Introduction

Diversify, Diversify, Diversify

Diversify, Diversify, Diversify

We have been focusing quite a bit lately on commercial real estate (CRE) ghost malls and the like, and with good reason. But, imagine a scenario where a bank had 56% of its loans in CRE and another 26% in Commercial & Industrial (C&I) loans. Actually, you don’t have to imagine.

That’s what Zero-Star United Bank of Philadelphia reported at June 30th. It has a meager 11% in 1-4 family residential loans and less than 2% in consumer loans. In fact, when you add in Construction and Land development loans, 87% of the bank’s total loans are at tied to the success of small businesses.

That might not be so bad in a better economy and if the bank had stronger underwriting. But neither is the case. United Bank of Philadelphia has a negative Bauer’s Adjusted capital ratio and delinquency to asset ratio over 7%. It has earned Zero-Stars since 2016 and is operating under an enforcement action (FDIC), the goals of which have remained well beyond reach.

There are 50 banks, including United Bank of Philadelphia, with at least one-quarter of total loans invested in C&I loans that have also witnessed greater than 10% growth in these loans over the 12 month period ended June 30, 2020. Each also reported delinquent C&I loans (90 days or more past due) in excess of 2.25% and total delinquent loans of at least 1.5%. These banks can be found on page 7.
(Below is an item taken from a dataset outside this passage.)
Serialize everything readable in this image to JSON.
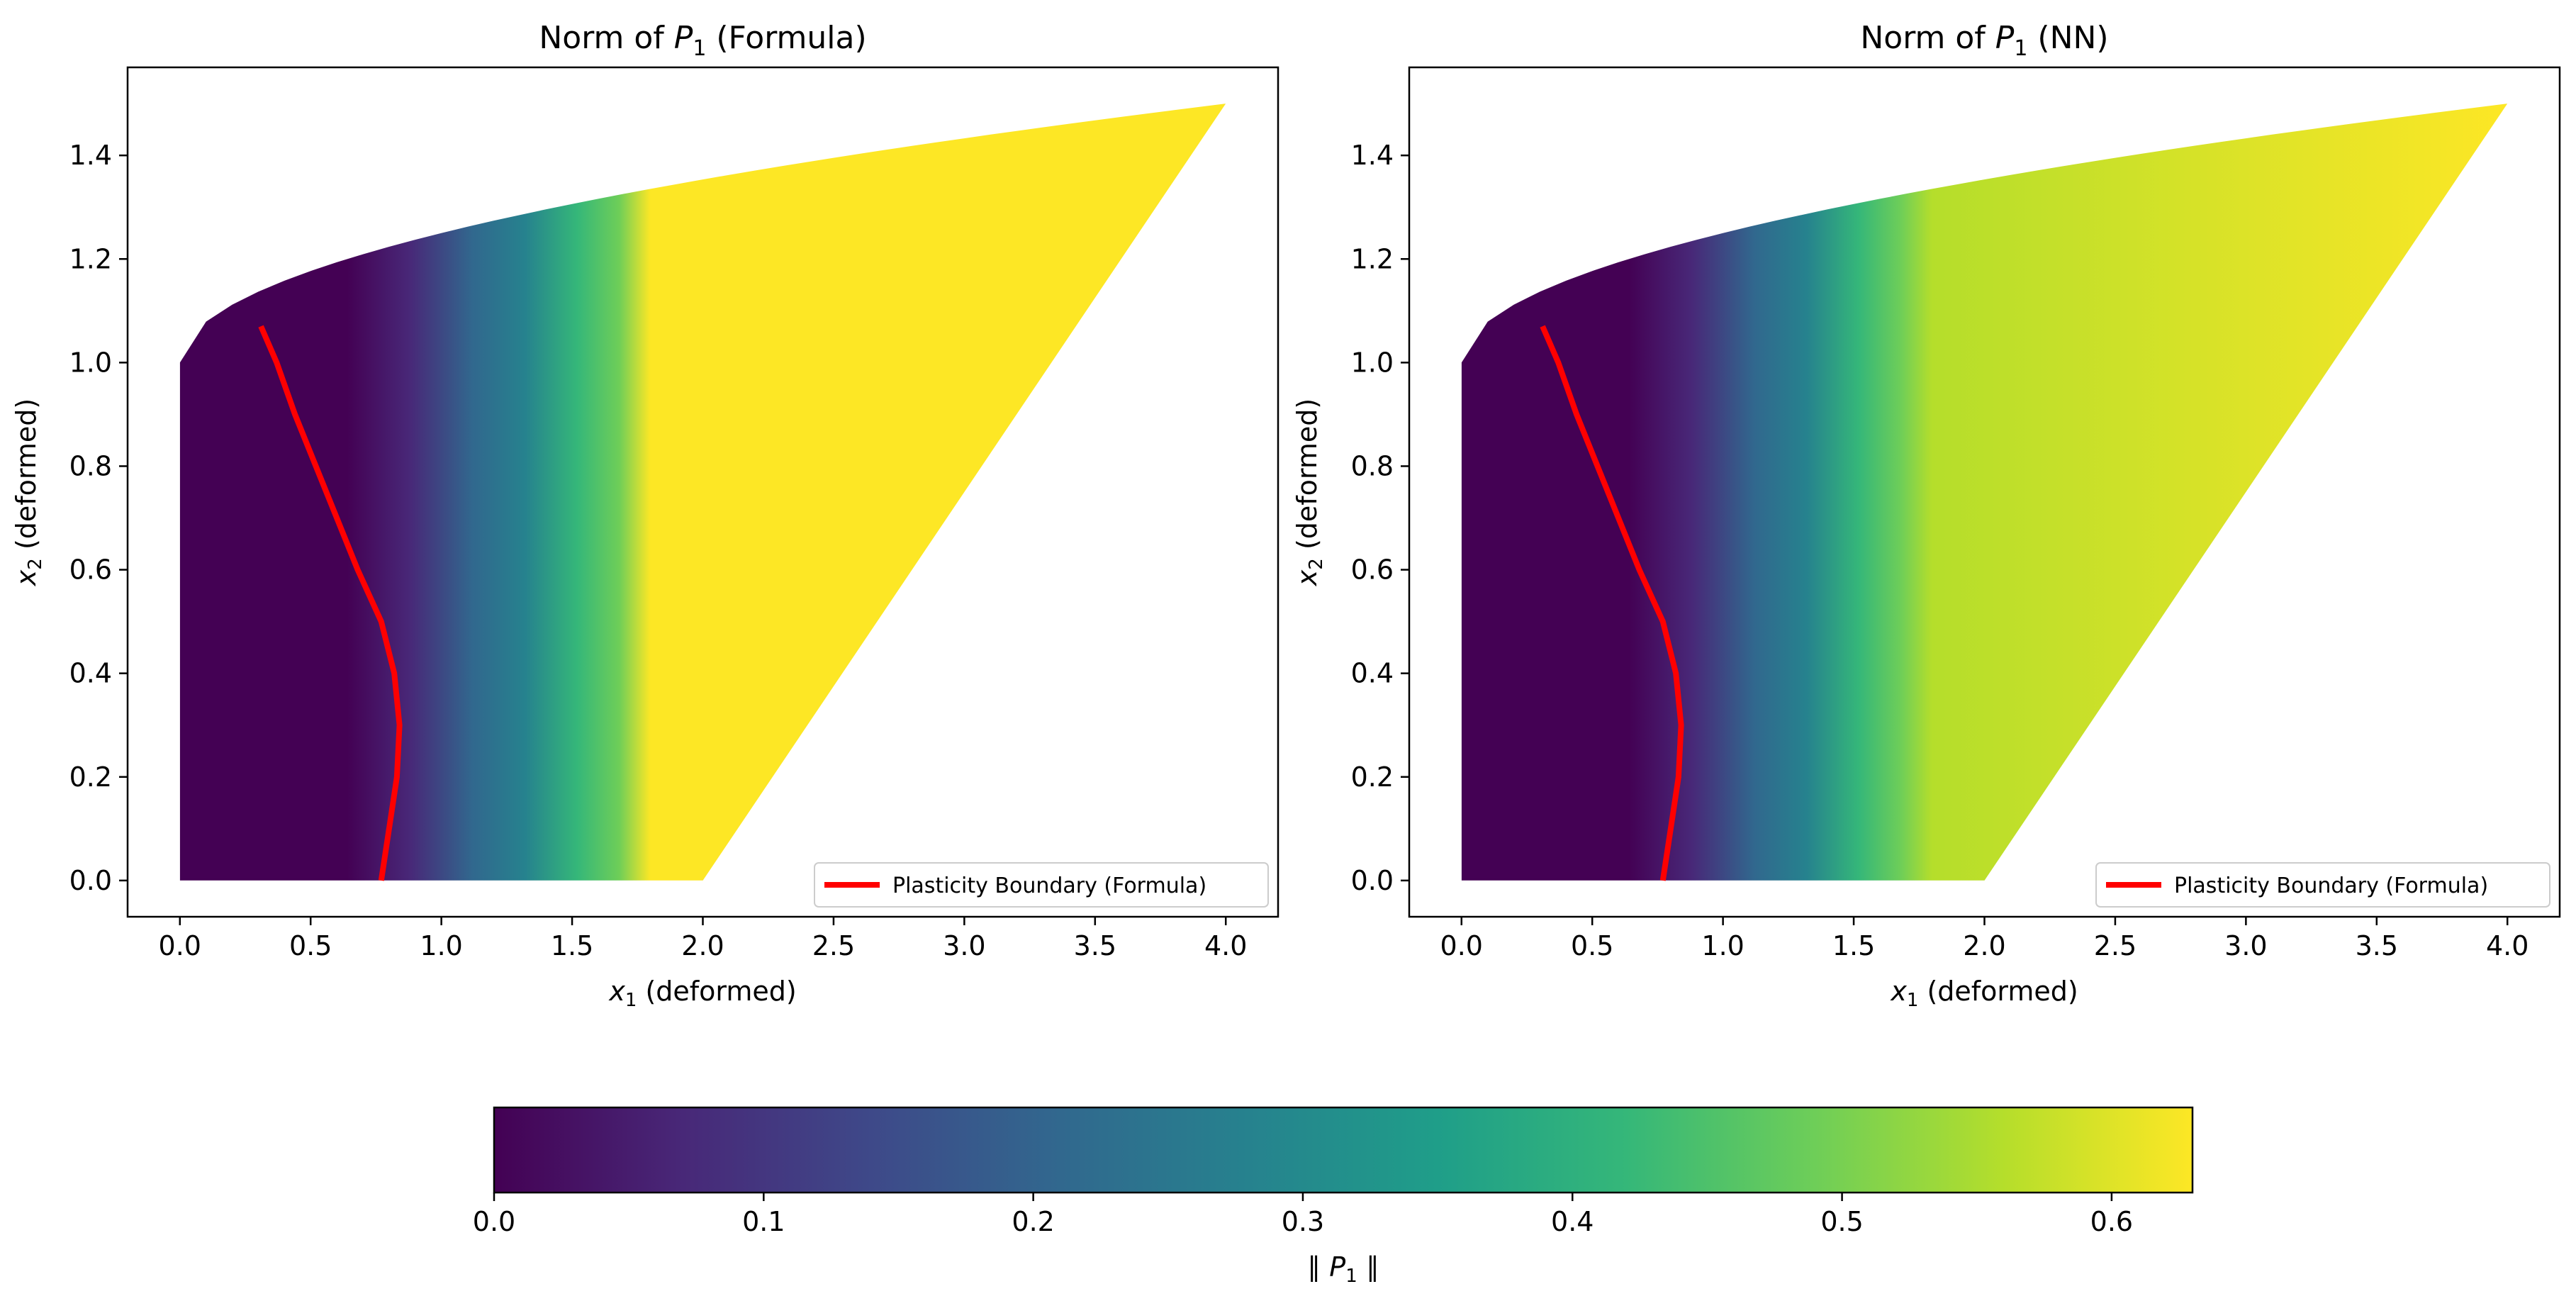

Of the 50, United Bank of Philadelphia is the only one rated Zero-Stars, but there is another on Bauer’s Troubled and Problematic Bank Report. 2-Star Cornerstone Bank, Atlanta, GA, like United, has over 80% of its loans beholden to small businesses.

Like United, Cornerstone has been losing money and is operating under an enforcement action (OCC). But there are two big differences: Cornerstone has been able to reach the prescribed capital levels in its order and Cornerstone’s loan quality, while not stellar, is far better than United’s.

We have provided the loan breakdowns of these two banks on page 2 along with their peer groups for comparison purposes. The right way versus the wrong way to diversify your loan portfolio.